LHSAA redefines ‘select’ school, SW Louisiana reaction mixed
Published 11:00 am Friday, June 3, 2022
After years of principals voting down changes to the sports landscape, the Louisiana High School Athletic Association Executive Committee took a shot at it Thursday, changing the definition of “select” schools and bringing them back to state championship events.
The moves will take place next school year. The new definition of select school now reads “Lab schools, magnet schools, schools with magnet components, charter schools, parishes that allow open enrollment at all its public schools and tuition-based schools.“
Parishes with open-enrollment policies may change them this month in order to again be non-select schools.
Locally, Washington-Marion (magnet school) and Lake Charles College Prep (charter school) will move into the select school category. Cameron Parish schools — South Cameron, Hackberry, Johnson Bayou and Grand Lake — would also move for now since the parish uses an open-enrollment policy.
W-M Principal Ronnie Harvey said he disagrees with the move, will appeal the decision and is in the process of gathering information about why the school is considered select.

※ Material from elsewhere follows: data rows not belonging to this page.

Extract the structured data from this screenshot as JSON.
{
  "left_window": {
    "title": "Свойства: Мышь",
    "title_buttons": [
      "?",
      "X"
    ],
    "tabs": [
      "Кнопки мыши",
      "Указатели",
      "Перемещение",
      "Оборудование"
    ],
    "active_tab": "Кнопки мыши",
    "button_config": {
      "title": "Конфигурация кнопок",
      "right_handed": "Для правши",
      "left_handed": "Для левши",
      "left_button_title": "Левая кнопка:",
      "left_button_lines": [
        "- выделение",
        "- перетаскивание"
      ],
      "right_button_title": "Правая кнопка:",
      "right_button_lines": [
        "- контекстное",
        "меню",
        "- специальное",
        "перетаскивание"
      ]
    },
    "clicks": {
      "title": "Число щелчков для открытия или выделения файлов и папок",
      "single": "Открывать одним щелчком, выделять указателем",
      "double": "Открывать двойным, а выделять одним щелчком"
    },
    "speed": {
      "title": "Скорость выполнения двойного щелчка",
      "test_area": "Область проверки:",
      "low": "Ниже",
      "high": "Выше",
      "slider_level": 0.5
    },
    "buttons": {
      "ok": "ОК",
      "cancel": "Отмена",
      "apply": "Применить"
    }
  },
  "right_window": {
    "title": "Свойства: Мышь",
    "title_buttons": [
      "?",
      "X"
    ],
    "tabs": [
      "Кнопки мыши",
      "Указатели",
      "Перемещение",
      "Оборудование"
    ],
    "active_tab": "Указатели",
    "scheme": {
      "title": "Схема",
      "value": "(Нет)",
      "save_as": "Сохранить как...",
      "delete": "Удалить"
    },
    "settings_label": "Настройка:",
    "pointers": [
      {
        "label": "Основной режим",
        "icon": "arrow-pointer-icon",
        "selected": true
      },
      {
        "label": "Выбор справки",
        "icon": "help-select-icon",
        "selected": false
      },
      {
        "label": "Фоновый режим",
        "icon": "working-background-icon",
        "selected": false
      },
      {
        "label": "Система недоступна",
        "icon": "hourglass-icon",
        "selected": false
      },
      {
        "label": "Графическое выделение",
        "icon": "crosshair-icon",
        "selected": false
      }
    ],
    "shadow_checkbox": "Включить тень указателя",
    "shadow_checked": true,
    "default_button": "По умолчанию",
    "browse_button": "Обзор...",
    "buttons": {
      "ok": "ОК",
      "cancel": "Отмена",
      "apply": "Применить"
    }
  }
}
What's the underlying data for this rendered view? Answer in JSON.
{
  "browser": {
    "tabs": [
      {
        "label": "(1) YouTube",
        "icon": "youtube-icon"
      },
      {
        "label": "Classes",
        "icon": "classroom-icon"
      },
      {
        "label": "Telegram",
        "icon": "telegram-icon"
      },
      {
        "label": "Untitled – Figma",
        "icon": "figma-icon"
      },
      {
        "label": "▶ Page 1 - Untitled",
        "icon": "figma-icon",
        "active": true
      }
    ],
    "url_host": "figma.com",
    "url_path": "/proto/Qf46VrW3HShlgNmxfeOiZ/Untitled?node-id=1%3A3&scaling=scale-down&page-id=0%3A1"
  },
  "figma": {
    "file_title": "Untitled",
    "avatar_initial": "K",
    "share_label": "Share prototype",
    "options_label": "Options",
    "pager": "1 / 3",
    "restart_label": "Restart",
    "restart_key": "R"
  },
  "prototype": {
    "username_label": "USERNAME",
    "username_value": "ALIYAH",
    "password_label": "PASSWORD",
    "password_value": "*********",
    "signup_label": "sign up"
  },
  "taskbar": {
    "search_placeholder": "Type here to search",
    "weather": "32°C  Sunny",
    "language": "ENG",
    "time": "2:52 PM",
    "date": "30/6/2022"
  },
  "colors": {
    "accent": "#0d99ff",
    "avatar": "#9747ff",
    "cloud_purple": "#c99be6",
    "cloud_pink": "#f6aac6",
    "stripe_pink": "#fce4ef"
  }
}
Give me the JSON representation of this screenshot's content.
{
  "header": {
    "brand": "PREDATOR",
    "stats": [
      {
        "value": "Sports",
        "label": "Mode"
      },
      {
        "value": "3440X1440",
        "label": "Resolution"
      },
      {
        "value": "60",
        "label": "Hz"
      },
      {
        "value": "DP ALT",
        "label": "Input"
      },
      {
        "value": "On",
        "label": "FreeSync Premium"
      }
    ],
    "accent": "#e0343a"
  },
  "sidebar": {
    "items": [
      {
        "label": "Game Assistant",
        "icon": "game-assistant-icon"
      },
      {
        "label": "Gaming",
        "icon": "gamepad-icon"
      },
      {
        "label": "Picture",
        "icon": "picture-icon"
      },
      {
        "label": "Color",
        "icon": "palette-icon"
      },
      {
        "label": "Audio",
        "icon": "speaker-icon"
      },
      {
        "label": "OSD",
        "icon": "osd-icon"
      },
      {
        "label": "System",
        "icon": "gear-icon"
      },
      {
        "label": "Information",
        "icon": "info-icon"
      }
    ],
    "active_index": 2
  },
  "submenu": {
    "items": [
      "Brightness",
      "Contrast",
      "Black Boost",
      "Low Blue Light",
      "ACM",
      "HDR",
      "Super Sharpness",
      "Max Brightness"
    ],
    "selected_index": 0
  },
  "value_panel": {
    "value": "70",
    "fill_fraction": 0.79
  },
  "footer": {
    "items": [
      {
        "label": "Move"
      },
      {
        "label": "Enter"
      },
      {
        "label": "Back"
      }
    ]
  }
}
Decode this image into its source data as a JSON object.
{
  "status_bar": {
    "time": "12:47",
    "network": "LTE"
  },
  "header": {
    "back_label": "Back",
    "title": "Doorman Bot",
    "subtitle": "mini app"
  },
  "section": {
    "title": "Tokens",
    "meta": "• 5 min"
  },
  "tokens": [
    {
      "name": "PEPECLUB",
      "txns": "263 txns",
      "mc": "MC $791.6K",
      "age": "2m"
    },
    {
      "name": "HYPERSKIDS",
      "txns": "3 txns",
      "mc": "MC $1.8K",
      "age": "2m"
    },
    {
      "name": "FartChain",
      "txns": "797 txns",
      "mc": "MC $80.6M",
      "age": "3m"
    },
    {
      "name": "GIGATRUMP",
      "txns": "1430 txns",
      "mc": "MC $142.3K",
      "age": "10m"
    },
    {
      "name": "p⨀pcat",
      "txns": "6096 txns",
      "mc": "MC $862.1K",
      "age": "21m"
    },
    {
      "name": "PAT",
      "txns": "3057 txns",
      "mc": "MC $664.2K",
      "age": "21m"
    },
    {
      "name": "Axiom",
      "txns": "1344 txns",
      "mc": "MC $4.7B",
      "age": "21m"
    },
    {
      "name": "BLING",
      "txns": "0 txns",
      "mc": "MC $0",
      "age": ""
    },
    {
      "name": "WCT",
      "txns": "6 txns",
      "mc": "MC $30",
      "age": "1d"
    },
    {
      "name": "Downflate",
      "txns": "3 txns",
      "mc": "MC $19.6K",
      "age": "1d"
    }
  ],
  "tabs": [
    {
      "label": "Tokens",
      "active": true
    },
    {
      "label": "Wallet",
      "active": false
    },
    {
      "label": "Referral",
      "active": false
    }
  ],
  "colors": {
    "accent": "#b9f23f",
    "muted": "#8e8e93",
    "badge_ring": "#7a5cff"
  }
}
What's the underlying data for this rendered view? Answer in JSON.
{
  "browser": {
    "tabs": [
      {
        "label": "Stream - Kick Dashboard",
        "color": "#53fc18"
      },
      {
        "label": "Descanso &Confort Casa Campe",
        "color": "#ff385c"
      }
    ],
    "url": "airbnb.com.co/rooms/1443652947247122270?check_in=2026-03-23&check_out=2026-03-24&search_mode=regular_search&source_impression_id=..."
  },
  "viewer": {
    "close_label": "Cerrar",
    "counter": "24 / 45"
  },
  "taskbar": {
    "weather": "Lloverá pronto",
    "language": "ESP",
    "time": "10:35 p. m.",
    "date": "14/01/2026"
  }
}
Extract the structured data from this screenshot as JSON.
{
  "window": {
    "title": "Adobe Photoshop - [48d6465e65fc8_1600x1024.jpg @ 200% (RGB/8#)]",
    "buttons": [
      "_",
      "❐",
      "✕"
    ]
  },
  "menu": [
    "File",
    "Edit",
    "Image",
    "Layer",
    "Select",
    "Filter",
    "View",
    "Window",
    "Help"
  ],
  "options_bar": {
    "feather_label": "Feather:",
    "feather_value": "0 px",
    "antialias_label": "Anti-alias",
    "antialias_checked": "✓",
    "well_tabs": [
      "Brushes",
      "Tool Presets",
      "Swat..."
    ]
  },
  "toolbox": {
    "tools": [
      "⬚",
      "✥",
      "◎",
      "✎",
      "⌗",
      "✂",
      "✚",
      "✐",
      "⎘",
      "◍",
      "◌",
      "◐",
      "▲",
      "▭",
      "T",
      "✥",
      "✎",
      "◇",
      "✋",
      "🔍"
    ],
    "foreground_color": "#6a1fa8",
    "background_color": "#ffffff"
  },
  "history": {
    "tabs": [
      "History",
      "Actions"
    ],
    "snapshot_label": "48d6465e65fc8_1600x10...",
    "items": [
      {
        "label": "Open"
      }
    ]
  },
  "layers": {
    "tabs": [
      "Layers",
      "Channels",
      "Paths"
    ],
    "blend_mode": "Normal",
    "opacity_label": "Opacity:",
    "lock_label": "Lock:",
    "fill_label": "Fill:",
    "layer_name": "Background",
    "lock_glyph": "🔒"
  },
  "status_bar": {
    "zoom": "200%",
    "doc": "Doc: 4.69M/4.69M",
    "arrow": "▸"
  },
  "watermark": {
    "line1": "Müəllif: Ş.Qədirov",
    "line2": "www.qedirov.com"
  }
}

“I think it is because ‘magnet’ is in our name, but we are not a true magnet school,” he said. “We have students that come from other schools to take career classes here, but those kids don’t do anything else for us. They don’t count towards our enrollment and they don’t play sports for us. They are here for two hours.
“I respect the LHSAA and their decision but I have to be the voice for our students. When you look at it, it would be hard for us to compete when we can’t pull outside students like those other schools can.”
Harvey said he will discuss the move with his coaches.
“I’m going to call a coaches meeting to see what they think, how the move affects them,” he said. “But I’m still trying to get more information about why we were moved to begin with.”
Thursday’s move would create an almost 50/50 split between select and non-select schools and is the most significant change made since principals voted in 2013 to split public and schools for playoffs. Eighty-nine schools would be moving from non-select to select schools, leaving 207 non-select schools and 198 select schools.
Several attempts at change, including reuniting all the schools, allowing successful programs to move up, dividing schools along rural/metro lines and applying a multiplier to select schools for classification purposes, have all been voted down.
Lake Charles College Prep Assistant Principal/Athletic Director Freddie Harrison said the move doesn’t change anything at the school.
“Lake Charles College Prep’s first priority is academic excellence,” he said. “We foster student-athletes with a heavy emphasis on the word ‘student.’ Lake Charles College Prep will accept any decision made by the LHSAA governing body. As we often see in our academic programming, change is inevitable, and athletics is not immune to new shifts.”
In the other notable change, select and non-select schools will once again play at the same championship events next school year. For the past three years football and basketball have hosted separate championship events. Baseball and softball played separate events this season as well.
If the changes are unpopular, they can be voted out by principals at their annual January convention. They would remain in place throughout next school year, but new rules would go into effect for the 2023-24 school year.